The reflection of medicine in the universal arts has both intrigued and captivated the medical profession for centuries. This attraction has motivated several rheumatologists to look at catalogues and reproductions of paintings with a magnifying glass, trying to discover features of rheumatic diseases depicted by artists long before these diseases were defined as specific pathologic entities. Although a work of art may provide evidence of ancient disease, the interpretation may be difficult, leading to errors in diagnosis due to misinterpretation of the artistic convention or technique [ 1 ]. The accurate diagnosis of rheumatic diseases that are portrayed in the visual arts therefore requires tracing the historical background of the piece of art.
Evidence of rheumatic diseases in history dates from 1279 BC, during the reign of Ramses II. A retrospective radiologic analysis of his mummy showed severe changes associated with SpA, with post-inflammatory hip arthritis and cervical ankylosis [ 2 ]. Moreover, evidence of the origin of RA in ∼1400 AD (and not in 1800 AD, as previously thought) stimulated certain experts to look for traces of this disease before that time. These experts identified paintings that date from 1400 to 1600 AD and that depict hand changes suggestive of RA. It was in 1853 AD when the term progressive articular rheumatism was described in Charcot’s thesis, and later, in 1859 AD, Sir Alfred Baring Garrod adopted the term RA [ 3–5 ]. This anecdote shows the delay in finding pictorial and scientific evidence of the disease.

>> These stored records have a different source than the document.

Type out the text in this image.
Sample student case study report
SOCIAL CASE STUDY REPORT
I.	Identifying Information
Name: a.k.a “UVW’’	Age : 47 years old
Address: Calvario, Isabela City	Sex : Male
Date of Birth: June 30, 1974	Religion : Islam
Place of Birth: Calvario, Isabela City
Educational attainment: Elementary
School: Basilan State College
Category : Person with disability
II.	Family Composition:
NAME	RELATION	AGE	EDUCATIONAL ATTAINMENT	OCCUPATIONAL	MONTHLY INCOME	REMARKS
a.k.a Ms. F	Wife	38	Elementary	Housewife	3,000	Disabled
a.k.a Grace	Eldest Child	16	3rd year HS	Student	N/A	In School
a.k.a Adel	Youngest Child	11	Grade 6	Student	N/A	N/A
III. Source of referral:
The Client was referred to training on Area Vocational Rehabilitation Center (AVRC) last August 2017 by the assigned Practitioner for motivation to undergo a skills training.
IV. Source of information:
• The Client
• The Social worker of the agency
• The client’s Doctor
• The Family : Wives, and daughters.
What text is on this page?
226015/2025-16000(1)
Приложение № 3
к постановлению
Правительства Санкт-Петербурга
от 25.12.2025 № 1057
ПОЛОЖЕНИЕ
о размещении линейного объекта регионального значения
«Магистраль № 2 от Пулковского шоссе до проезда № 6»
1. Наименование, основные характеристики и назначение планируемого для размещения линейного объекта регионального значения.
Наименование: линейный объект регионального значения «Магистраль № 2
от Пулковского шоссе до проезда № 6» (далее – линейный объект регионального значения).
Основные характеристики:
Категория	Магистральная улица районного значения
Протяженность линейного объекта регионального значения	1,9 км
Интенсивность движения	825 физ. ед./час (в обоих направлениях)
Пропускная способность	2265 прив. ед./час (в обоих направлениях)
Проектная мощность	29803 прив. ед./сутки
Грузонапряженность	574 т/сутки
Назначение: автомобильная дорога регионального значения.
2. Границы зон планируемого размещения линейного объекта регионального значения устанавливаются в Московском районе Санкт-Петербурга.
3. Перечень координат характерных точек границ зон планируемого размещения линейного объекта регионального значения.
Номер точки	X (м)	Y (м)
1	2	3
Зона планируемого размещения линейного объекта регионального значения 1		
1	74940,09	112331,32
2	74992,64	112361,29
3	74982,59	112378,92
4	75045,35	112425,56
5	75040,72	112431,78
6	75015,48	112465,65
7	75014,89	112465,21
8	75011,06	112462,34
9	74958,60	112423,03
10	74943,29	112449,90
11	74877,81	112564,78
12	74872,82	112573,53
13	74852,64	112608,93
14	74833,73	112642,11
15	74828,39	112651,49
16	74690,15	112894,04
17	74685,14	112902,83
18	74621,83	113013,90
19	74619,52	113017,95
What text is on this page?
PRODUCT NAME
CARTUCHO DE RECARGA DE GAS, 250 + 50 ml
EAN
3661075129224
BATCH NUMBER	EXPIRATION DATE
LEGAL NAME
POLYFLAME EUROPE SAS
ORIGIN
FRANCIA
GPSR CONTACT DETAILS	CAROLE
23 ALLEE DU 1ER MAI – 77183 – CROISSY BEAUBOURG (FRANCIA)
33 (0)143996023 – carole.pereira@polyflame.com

Discovering evidence of rheumatic diseases in the visual arts raises the questions of whether the artist reflected what surrounded him in a realistic fashion or suffered from the disease himself and, in the latter case, how the illness influenced his art. It is clear that art reflects every moment of human thought, influenced by the historical backdrop. For example, in the 14th century, master painters searched for perfection in human anatomy, whereas artists from the 20th century created realities reflective more of their own inner visions than what lay before them in nature. As a result, 20th century painting movements and trends inspired artists to set out in many divergent directions [ 6 ]. Painters and sculptors have long been recognized as professionally prone to conditions such as lead intoxication and stone dust silicone exposition, although the mean age at death for artists has been described as higher than that of the general population [ 4 ].
The artist and the rheumatologist’s perspective converged in Andreas Vesalius, a brilliant anatomist of the 1500s with a remarkable practical skill in dissecting bodies, and the author of De Humani Corporis Fabrica. He served as imperial physician at the court of Emperor Charles V and during that time he treated injuries from battle and tournaments, but most important, he treated Charles V, who was affected by gout [ 7 , 8 ]. The common situation in which the artist and rheumatologist collide as both spectator and patient is the focus of this review.
This study takes a look at some of the depictions in historical art of painful diseases and hand impairments that changed the way an artist created their work. There are clear delineations between the works of a health hand and those of a diseased hand, as evidenced in the work of Paul Klee. Even before there were clinical terms for these ailments, humans have been suffering from the pain and difficultly of impaired hands. The need for helpful solutions has been evident for thousands of years, and though designers have brought some relief, there is still so much room for opportunity to help.